American rodeo announcer

Robert Matthew Tallman (born October 25, 1947) is an American professional rodeo announcer. He is known as "the voice of professional rodeo".

==Life==
Bob Tallman was born Robert Matthew Tallman on October 25, 1947, in Orovada, Nevada, to rancher John B. Tallman and his wife Irene Capelli. Tallman and his sister, Maryanne, grew up on the family's Willow Creek cattle ranch, near Orovada. The Tallmans moved to Winnemucca when Bob was 10 years old. He tried football in high school, but it did not work out athletically. He had a natural talent for golf, but he loved rodeo more, and he could rope. He gained some experience roping in high school and in 4-H. He went to California Polytechnic State University in San Luis Obispo, California. He was there to rope, but he cared more about spending time with his friends. He did try to ride bucking horses, but was advised by the Canadian bull rider Bob Robinson, "find something else". He attended a rodeo in Fallon, Nevada, circa 1969 where he roped calves. He told the stock contractor that the announcer was "pitiful". The contractor told him to do it when he was done roping. Tallman did and was paid $100 a performance.

==Career==
Tallman has announced more than 15,000 rodeo performances in the United States, Canada, Mexico, Australia and New Zealand.
He has announced so many rodeos that his voice has become instantly recognizable to rodeo fans. Tallman has announced the National Finals Rodeo in Las Vegas, Nevada, more than any other announcer. He has announced the Houston Livestock Show and Rodeo for over 30 years. He is the spokesman for many cowboy-themed products. He refers to his voice as his "priceless gift from God" and tries to use it to touch peoples' lives.

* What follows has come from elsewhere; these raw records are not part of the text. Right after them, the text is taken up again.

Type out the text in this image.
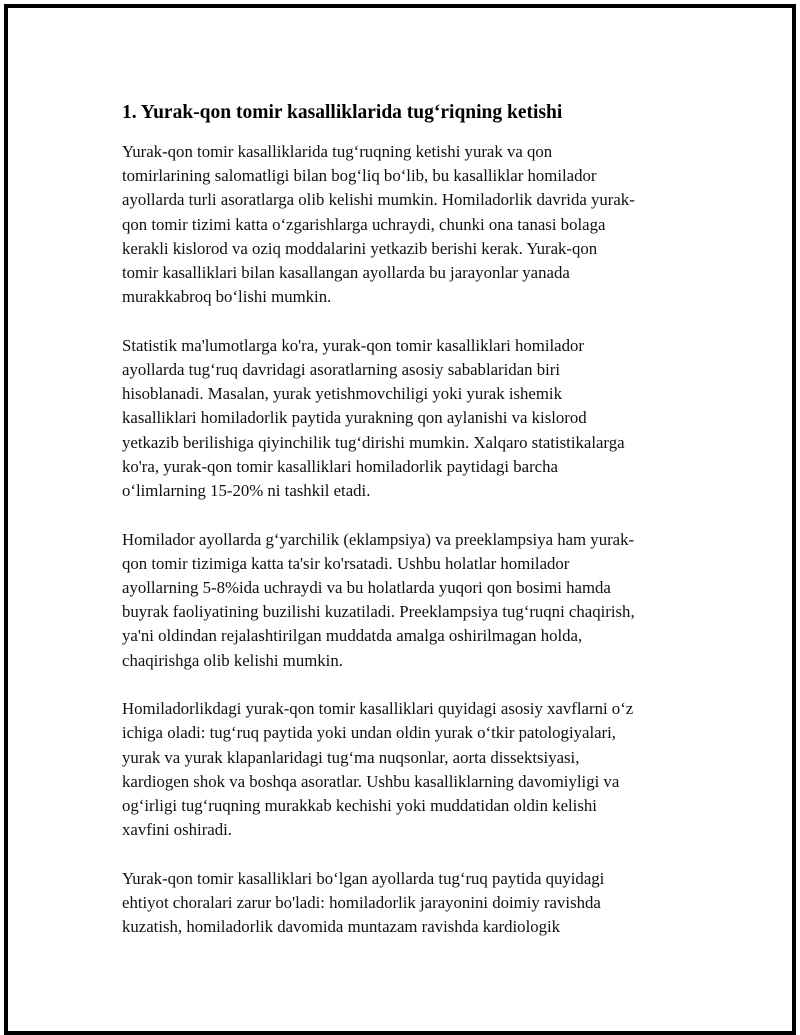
1. Yurak-qon tomir kasalliklarida tug‘riqning ketishi

Yurak-qon tomir kasalliklarida tug‘ruqning ketishi yurak va qon
tomirlarining salomatligi bilan bog‘liq bo‘lib, bu kasalliklar homilador
ayollarda turli asoratlarga olib kelishi mumkin. Homiladorlik davrida yurak-
qon tomir tizimi katta o‘zgarishlarga uchraydi, chunki ona tanasi bolaga
kerakli kislorod va oziq moddalarini yetkazib berishi kerak. Yurak-qon
tomir kasalliklari bilan kasallangan ayollarda bu jarayonlar yanada
murakkabroq bo‘lishi mumkin.

Statistik ma'lumotlarga ko'ra, yurak-qon tomir kasalliklari homilador
ayollarda tug‘ruq davridagi asoratlarning asosiy sabablaridan biri
hisoblanadi. Masalan, yurak yetishmovchiligi yoki yurak ishemik
kasalliklari homiladorlik paytida yurakning qon aylanishi va kislorod
yetkazib berilishiga qiyinchilik tug‘dirishi mumkin. Xalqaro statistikalarga
ko'ra, yurak-qon tomir kasalliklari homiladorlik paytidagi barcha
o‘limlarning 15-20% ni tashkil etadi.

Homilador ayollarda g‘yarchilik (eklampsiya) va preeklampsiya ham yurak-
qon tomir tizimiga katta ta'sir ko'rsatadi. Ushbu holatlar homilador
ayollarning 5-8%ida uchraydi va bu holatlarda yuqori qon bosimi hamda
buyrak faoliyatining buzilishi kuzatiladi. Preeklampsiya tug‘ruqni chaqirish,
ya'ni oldindan rejalashtirilgan muddatda amalga oshirilmagan holda,
chaqirishga olib kelishi mumkin.

Homiladorlikdagi yurak-qon tomir kasalliklari quyidagi asosiy xavflarni o‘z
ichiga oladi: tug‘ruq paytida yoki undan oldin yurak o‘tkir patologiyalari,
yurak va yurak klapanlaridagi tug‘ma nuqsonlar, aorta dissektsiyasi,
kardiogen shok va boshqa asoratlar. Ushbu kasalliklarning davomiyligi va
og‘irligi tug‘ruqning murakkab kechishi yoki muddatidan oldin kelishi
xavfini oshiradi.

Yurak-qon tomir kasalliklari bo‘lgan ayollarda tug‘ruq paytida quyidagi
ehtiyot choralari zarur bo'ladi: homiladorlik jarayonini doimiy ravishda
kuzatish, homiladorlik davomida muntazam ravishda kardiologik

In the 1990s, Bob Tallman co-hosted the ground-breaking reality outdoor show, Spur of the Moment, celebrating rodeo and the Western lifestyle. His co-host was champion barrel racer, Sharon Camarillo. The show was produced by Pat Turner, Stacy Ratliff (both from Jimmy Houston Productions), Adelman, and Dan Stewart. During the same decade, Tallman was a television color commentator for the now-defunct Bull Riders Only (BRO) circuit in the United States, as well as Cody Snyder's Bullbustin' events in Canada. In the 2000s, Tallman was a television color commentator during the first few years of the now-defunct Championship Bull Riding (CBR) circuit. For a time, he was also a member of the board of directors for that organization.

==Honors==
- 12-time Professional Rodeo Cowboys Association (PRCA) Announcer of the Year
- 2004 ProRodeo Hall of Fame
- 2005 St. Paul Rodeo Hall of Fame
- 2006 Texas Cowboy Hall of Fame
- 2006 Miss Rodeo America Hall of Fame
- 2007 Rodeo Hall of Fame of the National Cowboy and Western Heritage Museum
- 2017 Bull Riding Hall of Fame
- 2017 National Multicultural Western Heritage Museum.
- 2019 Reno Rodeo Hall of Fame
- 2019 Texas Rodeo Cowboy Hall of Fame
- 2020 ProRodeo Hall of Fame Legend of ProRodeo award
- 2024 RodeoHouston Hall of Fame

==Personal life==
Tallman and his wife Kristen reside in Poolville, Texas. They have a daughter. He raises Angus cows and calves on his ranch.